For the third part of the problem, we have created the Query functionality using acreom Assistant integration. You can use ChatGPT integrated with acreom to query your knowledge base, allowing you to ask questions using natural language, and get answers extracted from your pages, along the source pages which were used to generate the answer.

Technical Rundown

The whole search runs directly in acreom, so we could not use out of the box solutions like algolia, or robust solutions like elasticsearch to do the heavy lifting. Furthermore, data leaving acreom would not conform to our privacy first and data ownership policies. These reasons led us to use a js full text search library. 

Choosing the Library

We iterated over a few different options:

  • flexsearch had the lowest memory consumption and fastest query time, but was lacking in a few core aspects - it did not provide the result score, match positions, or any indication of what it matched except for the field. It also did not provide any option for dynamic boosting. Building a custom solution to all of this was just not worth it.

  • Fuse.js provided all that flexsearch lacked, but it was way too slow and memory hungry. We needed a solution that would be able to index thousands of entities on multiple fields, all while providing query results in milliseconds. 

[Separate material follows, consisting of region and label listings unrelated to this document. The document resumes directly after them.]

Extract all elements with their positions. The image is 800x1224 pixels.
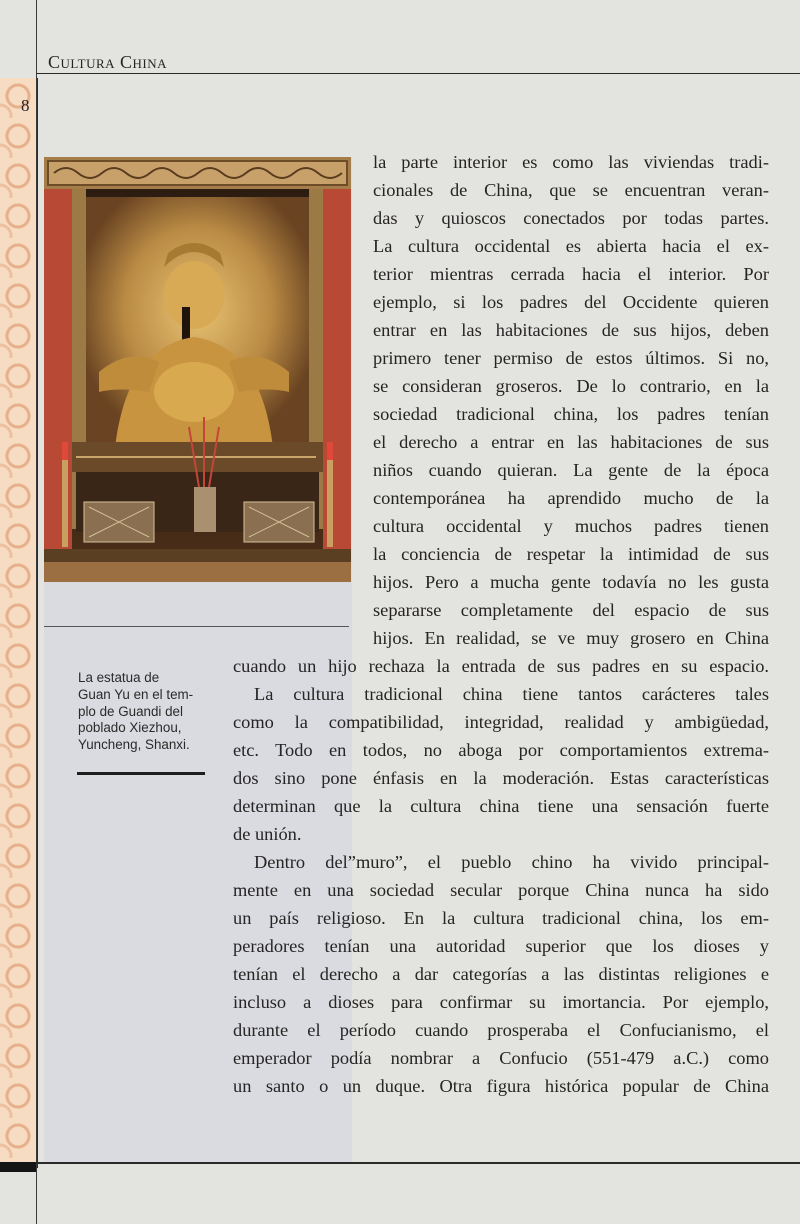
body-line: terior mientras cerrada hacia el interior. Por	[373, 264, 769, 284]
body-line: determinan que la cultura china tiene una sensación fuerte	[233, 796, 769, 816]
margin-rule	[36, 0, 37, 1224]
caption-line: Guan Yu en el tem-	[78, 686, 194, 702]
body-line: un santo o un duque. Otra figura histórica popular de China	[233, 1076, 769, 1096]
body-line: cultura occidental y muchos padres tienen	[373, 516, 769, 536]
body-line: sociedad tradicional china, los padres tenían	[373, 404, 769, 424]
body-line: incluso a dioses para confirmar su imortancia. Por ejemplo,	[233, 992, 769, 1012]
body-line: la conciencia de respetar la intimidad de sus	[373, 544, 769, 564]
caption-line: poblado Xiezhou,	[78, 720, 182, 736]
body-line: un país religioso. En la cultura tradicional china, los em-	[233, 908, 769, 928]
body-line: el derecho a entrar en las habitaciones de sus	[373, 432, 769, 452]
body-line: hijos. En realidad, se ve muy grosero en China	[373, 628, 769, 648]
panel-divider	[44, 626, 349, 627]
footer-rule	[36, 1162, 800, 1164]
caption-line: plo de Guandi del	[78, 703, 183, 719]
body-line: se consideran groseros. De lo contrario, en la	[373, 376, 769, 396]
body-line: dos sino pone énfasis en la moderación. Estas características	[233, 768, 769, 788]
caption-line: Yuncheng, Shanxi.	[78, 737, 190, 753]
body-line: hijos. Pero a mucha gente todavía no les gusta	[373, 572, 769, 592]
caption-rule	[77, 772, 205, 775]
body-line: Dentro del”muro”, el pueblo chino ha vivido principal-	[254, 852, 769, 872]
body-line: como la compatibilidad, integridad, realidad y ambigüedad,	[233, 712, 769, 732]
footer-bar	[0, 1162, 36, 1172]
body-line: niños cuando quieran. La gente de la época	[373, 460, 769, 480]
body-line: cuando un hijo rechaza la entrada de sus padres en su espacio.	[233, 656, 769, 676]
body-line: das y quioscos conectados por todas partes.	[373, 208, 769, 228]
body-line: separarse completamente del espacio de sus	[373, 600, 769, 620]
body-line: mente en una sociedad secular porque China nunca ha sido	[233, 880, 769, 900]
body-line: La cultura occidental es abierta hacia el ex-	[373, 236, 769, 256]
body-line: ejemplo, si los padres del Occidente quieren	[373, 292, 769, 312]
body-line: peradores tenían una autoridad superior que los dioses y	[233, 936, 769, 956]
header-rule	[36, 73, 800, 74]
body-line: durante el período cuando prosperaba el Confucianismo, el	[233, 1020, 769, 1040]
body-line: contemporánea ha aprendido mucho de la	[373, 488, 769, 508]
caption-line: La estatua de	[78, 670, 160, 685]
body-line: etc. Todo en todos, no aboga por comportamientos extrema-	[233, 740, 769, 760]
decorative-cloud-border	[0, 78, 38, 1168]
guan-yu-statue-photo	[44, 157, 351, 582]
body-line: entrar en las habitaciones de sus hijos, deben	[373, 320, 769, 340]
running-header: Cultura China	[48, 52, 168, 72]
body-line: emperador podía nombrar a Confucio (551-479 a.C.) como	[233, 1048, 769, 1068]
body-line: La cultura tradicional china tiene tantos carácteres tales	[254, 684, 769, 704]
page-number: 8	[21, 96, 30, 115]
body-line: tenían el derecho a dar categorías a las distintas religiones e	[233, 964, 769, 984]
body-line: de unión.	[233, 824, 302, 844]
body-line: cionales de China, que se encuentran veran-	[373, 180, 769, 200]
body-line: la parte interior es como las viviendas tradi-	[373, 152, 769, 172]
body-line: primero tener permiso de estos últimos. Si no,	[373, 348, 769, 368]
photo-caption	[78, 670, 208, 754]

  • minisearch, which we have decided to go forward with. The difference in memory usage was just a few megabytes compared to flexsearch, it provides an explanation of what it has matched in the result alongside the score, and the query time was also up to par with flexsearch. The only thing missing was highlight intervals for fuzzy matches, so we made our own. 

Match Highlighting

To display the highlights, we first parse the query to tokens the same way minisearch does, we then find the position of match based on the provided matched keyword in the result, pair the query tokens to the matched keywords based on their similarity, and then we compute highlight intervals in the text using index of the keyword, its length, and the most similar token in the query. 

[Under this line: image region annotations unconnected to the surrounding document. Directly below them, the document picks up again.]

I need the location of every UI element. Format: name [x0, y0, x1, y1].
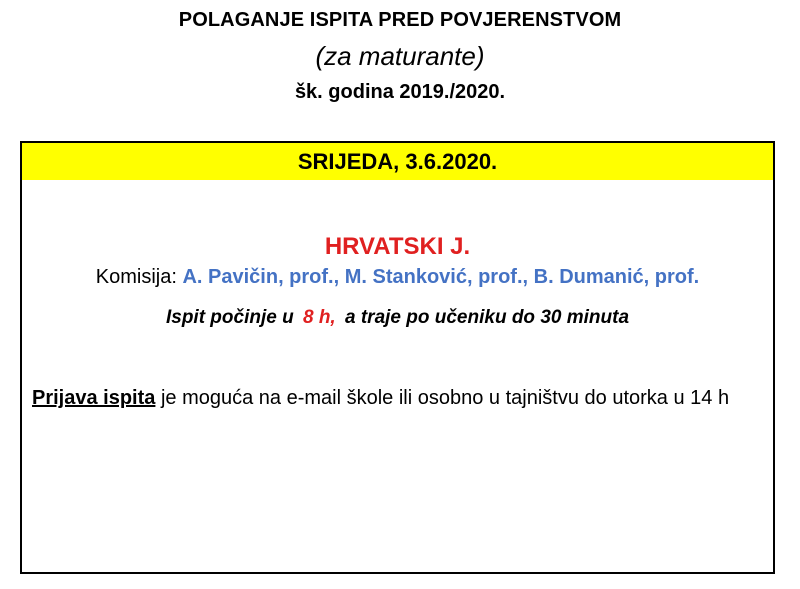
exam-subject: HRVATSKI J. [324, 233, 471, 260]
signup-note [32, 384, 767, 412]
document-title: POLAGANJE ISPITA PRED POVJERENSTVOM [178, 9, 622, 31]
committee-members: A. Pavičin, prof., M. Stanković, prof., B. Dumanić, prof. [182, 266, 700, 288]
committee-label: Komisija: [95, 266, 177, 288]
committee-line [22, 266, 773, 289]
exam-start-line [22, 307, 773, 329]
exam-box [20, 141, 775, 574]
signup-lead: Prijava ispita [32, 387, 156, 409]
signup-text: je moguća na e-mail škole ili osobno u tajništvu do utorka u 14 h [160, 387, 730, 409]
document-subtitle: (za maturante) [315, 41, 485, 71]
school-year: šk. godina 2019./2020. [294, 81, 506, 103]
start-suffix: a traje po učeniku do 30 minuta [345, 307, 630, 328]
exam-day-bar: SRIJEDA, 3.6.2020. [22, 143, 773, 180]
start-prefix: Ispit počinje u [165, 307, 294, 328]
start-time: 8 h, [302, 307, 336, 328]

Since minisearch always returns the whole keyword, even when only part of the word is matched, we did not want to just highlight the whole match. Our solution enables partial and prefix matching of query terms in matched keywords, resulting in a better explanation of what the search matched.

Data Flow

We then designed a data flow that automatically indexed all entities and changes made to them across all vaults. acreom database generates change objects when you create, update or delete entities. Parts of the application listen for these changes and may act on them. 

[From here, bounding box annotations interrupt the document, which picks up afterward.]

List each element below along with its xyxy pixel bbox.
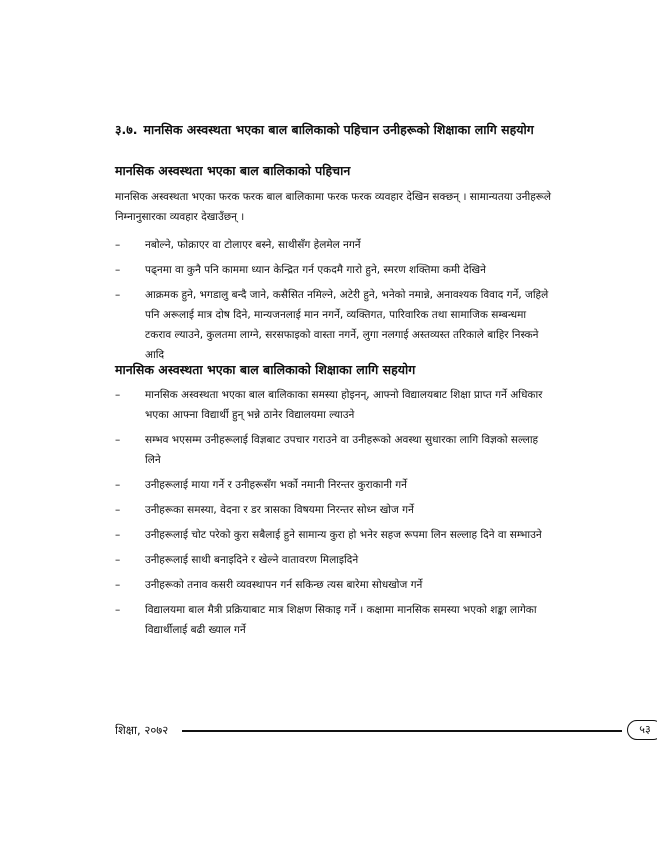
list-dash: – <box>115 529 121 541</box>
list-item: – आक्रमक हुने, भगडालु बन्दै जाने, कसैसित नमिल्ने, अटेरी हुने, भनेको नमान्ने, अनावश्यक विवाद गर्ने, जहिले पनि अरूलाई मात्र दोष दिने, मान्यजनलाई मान नगर्ने, व्यक्तिगत, पारिवारिक तथा सामाजिक सम्बन्धमा टकराव ल्याउने, कुलतमा लाग्ने, सरसफाइको वास्ता नगर्ने, लुगा नलगाई अस्तव्यस्त तरिकाले बाहिर निस्कने आदि <box>115 285 555 365</box>
list-dash: – <box>115 604 121 616</box>
list-dash: – <box>115 434 121 446</box>
list-item: – मानसिक अस्वस्थता भएका बाल बालिकाका समस्या होइनन्, आफ्नो विद्यालयबाट शिक्षा प्राप्त गर्ने अधिकार भएका आफ्ना विद्यार्थी हुन् भन्ने ठानेर विद्यालयमा ल्याउने <box>115 385 555 425</box>
list-dash: – <box>115 479 121 491</box>
list-item: – उनीहरूलाई माया गर्ने र उनीहरूसँग भर्को नमानी निरन्तर कुराकानी गर्ने <box>115 475 555 495</box>
identification-heading: मानसिक अस्वस्थता भएका बाल बालिकाको पहिचान <box>115 163 351 178</box>
list-item: – पढ्नमा वा कुनै पनि काममा ध्यान केन्द्रित गर्न एकदमै गारो हुने, स्मरण शक्तिमा कमी देखिने <box>115 260 555 280</box>
list-dash: – <box>115 289 121 301</box>
list-dash: – <box>115 579 121 591</box>
identification-list <box>115 235 555 370</box>
list-item: – उनीहरूलाई चोट परेको कुरा सबैलाई हुने सामान्य कुरा हो भनेर सहज रूपमा लिन सल्लाह दिने वा सम्भाउने <box>115 525 555 545</box>
support-list <box>115 385 555 645</box>
list-dash: – <box>115 239 121 251</box>
list-item: – उनीहरूको तनाव कसरी व्यवस्थापन गर्न सकिन्छ त्यस बारेमा सोधखोज गर्ने <box>115 575 555 595</box>
section-title <box>115 121 555 139</box>
list-item: – नबोल्ने, फोक्राएर वा टोलाएर बस्ने, साथीसँग हेलमेल नगर्ने <box>115 235 555 255</box>
list-dash: – <box>115 554 121 566</box>
list-item: – उनीहरूका समस्या, वेदना र डर त्रासका विषयमा निरन्तर सोध्न खोज गर्ने <box>115 500 555 520</box>
support-heading: मानसिक अस्वस्थता भएका बाल बालिकाको शिक्षाका लागि सहयोग <box>115 362 416 377</box>
list-dash: – <box>115 504 121 516</box>
list-dash: – <box>115 389 121 401</box>
page-footer <box>115 718 651 742</box>
list-item: – उनीहरूलाई साथी बनाइदिने र खेल्ने वातावरण मिलाइदिने <box>115 550 555 570</box>
section-title-text: मानसिक अस्वस्थता भएका बाल बालिकाको पहिचान उनीहरूको शिक्षाका लागि सहयोग <box>143 122 534 137</box>
footer-rule <box>182 730 622 732</box>
list-item: – विद्यालयमा बाल मैत्री प्रक्रियाबाट मात्र शिक्षण सिकाइ गर्ने । कक्षामा मानसिक समस्या भएको शङ्का लागेका विद्यार्थीलाई बढी ख्याल गर्ने <box>115 600 555 640</box>
footer-text: शिक्षा, २०७२ <box>115 723 169 737</box>
page-number-badge: ५३ <box>627 720 657 740</box>
identification-intro: मानसिक अस्वस्थता भएका फरक फरक बाल बालिकामा फरक फरक व्यवहार देखिन सक्छन् । सामान्यतया उनीहरूले निम्नानुसारका व्यवहार देखाउँछन् । <box>115 191 552 223</box>
section-number: ३.७. <box>115 122 138 137</box>
list-dash: – <box>115 264 121 276</box>
list-item: – सम्भव भएसम्म उनीहरूलाई विज्ञबाट उपचार गराउने वा उनीहरूको अवस्था सुधारका लागि विज्ञको सल्लाह लिने <box>115 430 555 470</box>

Keeping the search always up to date is simple, as we only need to listen to the changes made and update the index accordingly. No matter where the update comes from - whether locally, from sync, or user input, search index is updated instantly. We have decided to move the search to a separate web worker, which has enabled batch indexing without freezing the whole application or slowing down the database worker. This setup is easily extensible for all entities stored in indexedDB, which enabled us to make all data stored in acreom searchable.

Query Tricks

acreom is shipped with its own in-house made nlp parser called quickadd, which can extract date and time from any text. Your query is parsed by quickadd every time you type and if there’s any date present, the query is enhanced with the parsed date and entities matching the date are bosted. 

This enables searching for daily documents, and pages based on their update timestamp. Simply typing yesterday into search will bring up all documents you worked on, meetings you had, and tasks you scheduled for yesterday. 

You can label all entities in acreom and the new search supports label matching, allowing you to filter results based on the labels entered. We have decided to parse labels directly from the query as it could also be handled by quickadd. When you type a label into the search, all labels are prefix matched on results up until you put space after it. From that point on, exact label matching is done. All labels in a query need to match for a result to be shown.